It was Valentine’s yesterday.
Everywhere I went this week has been surrounded by hearts.
And my heart has felt like it’s been breaking.
No not a metaphor, my heart literally breaking.
I went to the GP last week because I’ve been struggling mentally again, and whilst I was there I mentioned the chest pains I’ve been having.
A week before I’d had to walk up a hill. The weather was cold and wet, I had a backpack on to carry my stuff as the things I’d needed that day were heavier than I’d usually take.
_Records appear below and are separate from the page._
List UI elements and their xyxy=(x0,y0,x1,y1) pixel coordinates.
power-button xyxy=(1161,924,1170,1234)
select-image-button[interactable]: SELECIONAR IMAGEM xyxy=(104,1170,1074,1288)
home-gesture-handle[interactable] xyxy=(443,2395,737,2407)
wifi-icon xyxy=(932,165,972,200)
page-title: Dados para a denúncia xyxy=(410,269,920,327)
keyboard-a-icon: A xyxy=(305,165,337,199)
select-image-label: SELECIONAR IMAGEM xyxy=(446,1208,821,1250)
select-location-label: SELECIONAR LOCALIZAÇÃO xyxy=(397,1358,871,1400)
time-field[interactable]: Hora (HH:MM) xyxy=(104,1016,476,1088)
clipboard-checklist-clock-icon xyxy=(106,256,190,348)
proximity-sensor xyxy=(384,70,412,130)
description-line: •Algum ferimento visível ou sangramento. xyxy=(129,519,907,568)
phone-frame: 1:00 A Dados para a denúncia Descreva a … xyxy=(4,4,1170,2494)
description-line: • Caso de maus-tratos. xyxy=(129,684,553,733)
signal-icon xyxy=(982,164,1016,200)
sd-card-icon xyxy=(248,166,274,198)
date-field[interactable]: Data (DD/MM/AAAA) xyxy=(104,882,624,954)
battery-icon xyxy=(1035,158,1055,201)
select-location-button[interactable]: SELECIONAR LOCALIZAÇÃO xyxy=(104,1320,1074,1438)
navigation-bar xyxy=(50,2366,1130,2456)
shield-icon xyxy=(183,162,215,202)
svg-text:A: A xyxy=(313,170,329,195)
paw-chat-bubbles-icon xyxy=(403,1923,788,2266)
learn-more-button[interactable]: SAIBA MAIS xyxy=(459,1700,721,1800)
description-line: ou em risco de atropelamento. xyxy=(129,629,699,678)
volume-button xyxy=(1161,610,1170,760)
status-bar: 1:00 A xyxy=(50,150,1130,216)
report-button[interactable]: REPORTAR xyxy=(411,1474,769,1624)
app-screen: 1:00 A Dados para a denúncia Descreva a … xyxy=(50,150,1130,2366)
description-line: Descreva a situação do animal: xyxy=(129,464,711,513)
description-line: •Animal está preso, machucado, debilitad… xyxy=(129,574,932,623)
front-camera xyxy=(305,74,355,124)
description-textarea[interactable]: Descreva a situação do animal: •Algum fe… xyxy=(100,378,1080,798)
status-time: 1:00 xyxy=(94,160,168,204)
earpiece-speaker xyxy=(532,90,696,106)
By the time I was up the hill the pains in my chest were agony.
I tried to stop to catch my breath, then realised the train that I needed was just a few minutes from pulling away. So I tried to rush.
I knew I would suffer from my usual pain for pushing myself too hard. But this pain was new.
My GP suggested to take my blood pressure.
It was high. This was 4 days later and it was really really high.
So she booked me in for blood tests and an ECG.
I have heart strain.
My Dr believes it could have been brought on by a reaction from the withdrawals of the antidepressants. They have been known to affect people’s hearts, but that’s usually when your dose is increased, not when it’s being withdrawn.
I’m now on tablets to reduce my blood pressure and have an urgent referral to see the cardiologist. To make sure I don’t have the same condition that potentially killed my dad.
It’s ironic that I spent the last 12 months fighting thoughts that I wanted to die and now my body has taken over.
I’ve always struggled to pace, but now my life really depends on it.